At night she moved from her own bedroom and slept beside Moon Orchid. “Don’t be afraid to sleep,” she said. “Rest. I’ll be here beside you. I’ll help your spirit find the place to come back to. I’ll call it for you; you go to sleep.” Brave Orchid stayed awake watching until dawn.

Moon Orchid still described aloud her nieces’ and nephews’ doings, but now in a monotone, and she no longer interrupted herself to ask questions. She would not go outside, even into the yard. “Why, she’s mad,” Brave Orchid’s husband said when she was asleep.

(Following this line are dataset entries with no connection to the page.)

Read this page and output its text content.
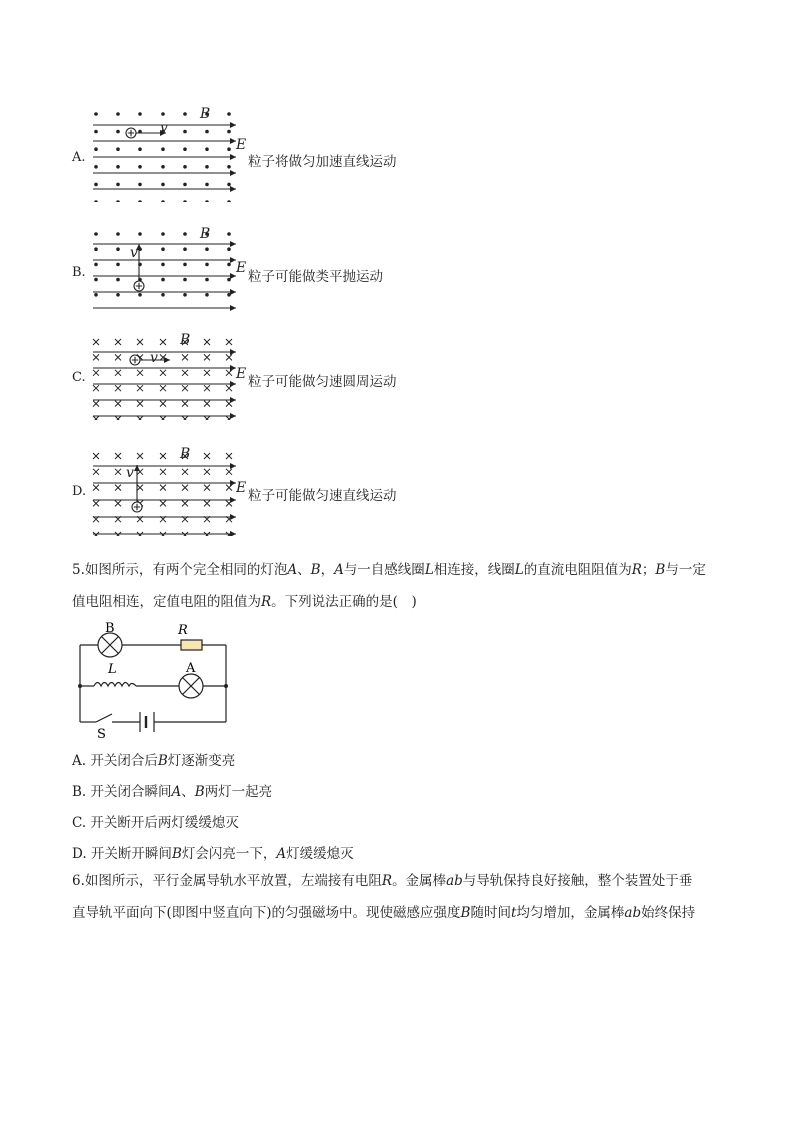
A.
B
E
v
粒子将做匀加速直线运动
B.
B
E
v
粒子可能做类平抛运动
C.
B
E
v
粒子可能做匀速圆周运动
D.
B
E
v
粒子可能做匀速直线运动
5.如图所示，有两个完全相同的灯泡A、B，A与一自感线圈L相连接，线圈L的直流电阻阻值为R；B与一定
值电阻相连，定值电阻的阻值为R。下列说法正确的是(　)
B	R
L	A
S
A. 开关闭合后B灯逐渐变亮
B. 开关闭合瞬间A、B两灯一起亮
C. 开关断开后两灯缓缓熄灭
D. 开关断开瞬间B灯会闪亮一下，A灯缓缓熄灭
6.如图所示，平行金属导轨水平放置，左端接有电阻R。金属棒ab与导轨保持良好接触，整个装置处于垂
直导轨平面向下(即图中竖直向下)的匀强磁场中。现使磁感应强度B随时间t均匀增加，金属棒ab始终保持
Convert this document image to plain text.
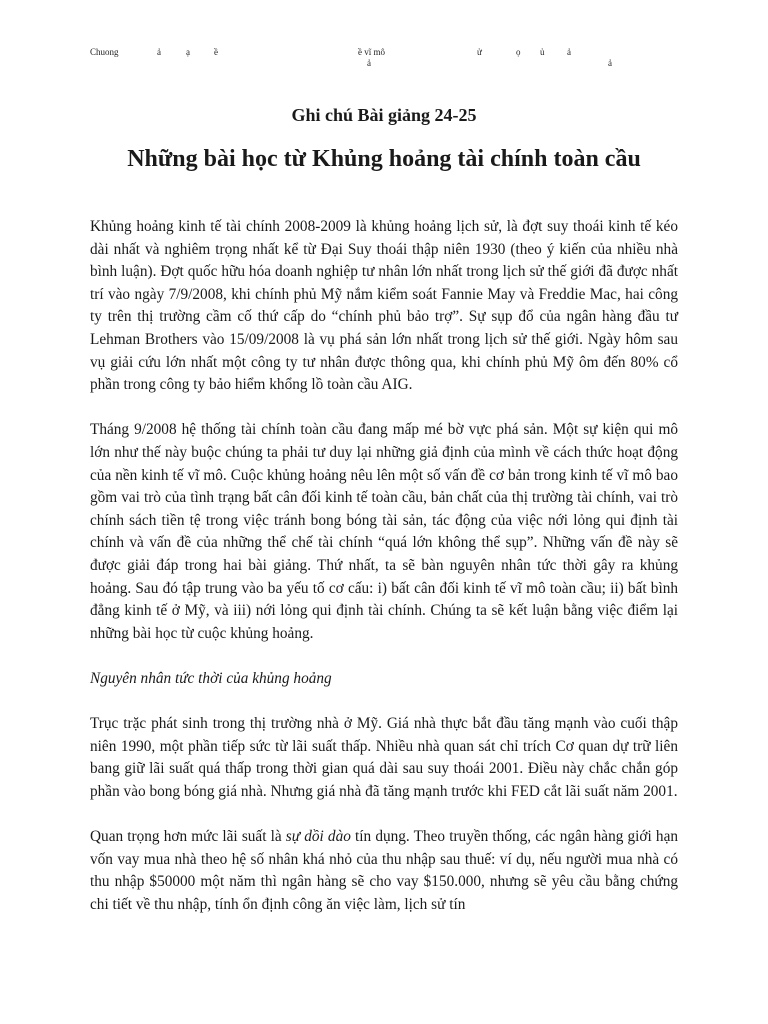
Chuong	ả	ạ	ề	ề vĩ mô
ả
ử	ọ ủ	ả
ả
Ghi chú Bài giảng 24-25
Những bài học từ Khủng hoảng tài chính toàn cầu

Khủng hoảng kinh tế tài chính 2008-2009 là khủng hoảng lịch sử, là đợt suy thoái kinh tế kéo dài nhất và nghiêm trọng nhất kể từ Đại Suy thoái thập niên 1930 (theo ý kiến của nhiều nhà bình luận). Đợt quốc hữu hóa doanh nghiệp tư nhân lớn nhất trong lịch sử thế giới đã được nhất trí vào ngày 7/9/2008, khi chính phủ Mỹ nắm kiểm soát Fannie May và Freddie Mac, hai công ty trên thị trường cầm cố thứ cấp do “chính phủ bảo trợ”. Sự sụp đổ của ngân hàng đầu tư Lehman Brothers vào 15/09/2008 là vụ phá sản lớn nhất trong lịch sử thế giới. Ngày hôm sau vụ giải cứu lớn nhất một công ty tư nhân được thông qua, khi chính phủ Mỹ ôm đến 80% cổ phần trong công ty bảo hiểm khổng lồ toàn cầu AIG.

Tháng 9/2008 hệ thống tài chính toàn cầu đang mấp mé bờ vực phá sản. Một sự kiện qui mô lớn như thế này buộc chúng ta phải tư duy lại những giả định của mình về cách thức hoạt động của nền kinh tế vĩ mô. Cuộc khủng hoảng nêu lên một số vấn đề cơ bản trong kinh tế vĩ mô bao gồm vai trò của tình trạng bất cân đối kinh tế toàn cầu, bản chất của thị trường tài chính, vai trò chính sách tiền tệ trong việc tránh bong bóng tài sản, tác động của việc nới lỏng qui định tài chính và vấn đề của những thể chế tài chính “quá lớn không thể sụp”. Những vấn đề này sẽ được giải đáp trong hai bài giảng. Thứ nhất, ta sẽ bàn nguyên nhân tức thời gây ra khủng hoảng. Sau đó tập trung vào ba yếu tố cơ cấu: i) bất cân đối kinh tế vĩ mô toàn cầu; ii) bất bình đẳng kinh tế ở Mỹ, và iii) nới lỏng qui định tài chính. Chúng ta sẽ kết luận bằng việc điểm lại những bài học từ cuộc khủng hoảng.

Nguyên nhân tức thời của khủng hoảng

Trục trặc phát sinh trong thị trường nhà ở Mỹ. Giá nhà thực bắt đầu tăng mạnh vào cuối thập niên 1990, một phần tiếp sức từ lãi suất thấp. Nhiều nhà quan sát chỉ trích Cơ quan dự trữ liên bang giữ lãi suất quá thấp trong thời gian quá dài sau suy thoái 2001. Điều này chắc chắn góp phần vào bong bóng giá nhà. Nhưng giá nhà đã tăng mạnh trước khi FED cắt lãi suất năm 2001.

Quan trọng hơn mức lãi suất là sự dồi dào tín dụng. Theo truyền thống, các ngân hàng giới hạn vốn vay mua nhà theo hệ số nhân khá nhỏ của thu nhập sau thuế: ví dụ, nếu người mua nhà có thu nhập $50000 một năm thì ngân hàng sẽ cho vay $150.000, nhưng sẽ yêu cầu bằng chứng chi tiết về thu nhập, tính ổn định công ăn việc làm, lịch sử tín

Brave Orchid held her hand when she appeared vague. “Don’t go away, Little Sister. Don’t go any further. Come back to us.” If Moon Orchid fell asleep on the sofa, Brave Orchid sat up through the night, sometimes dozing in a chair. When Moon Orchid fell asleep in the middle of the bed, Brave Orchid made a place for herself at the foot. She would anchor her sister to this earth.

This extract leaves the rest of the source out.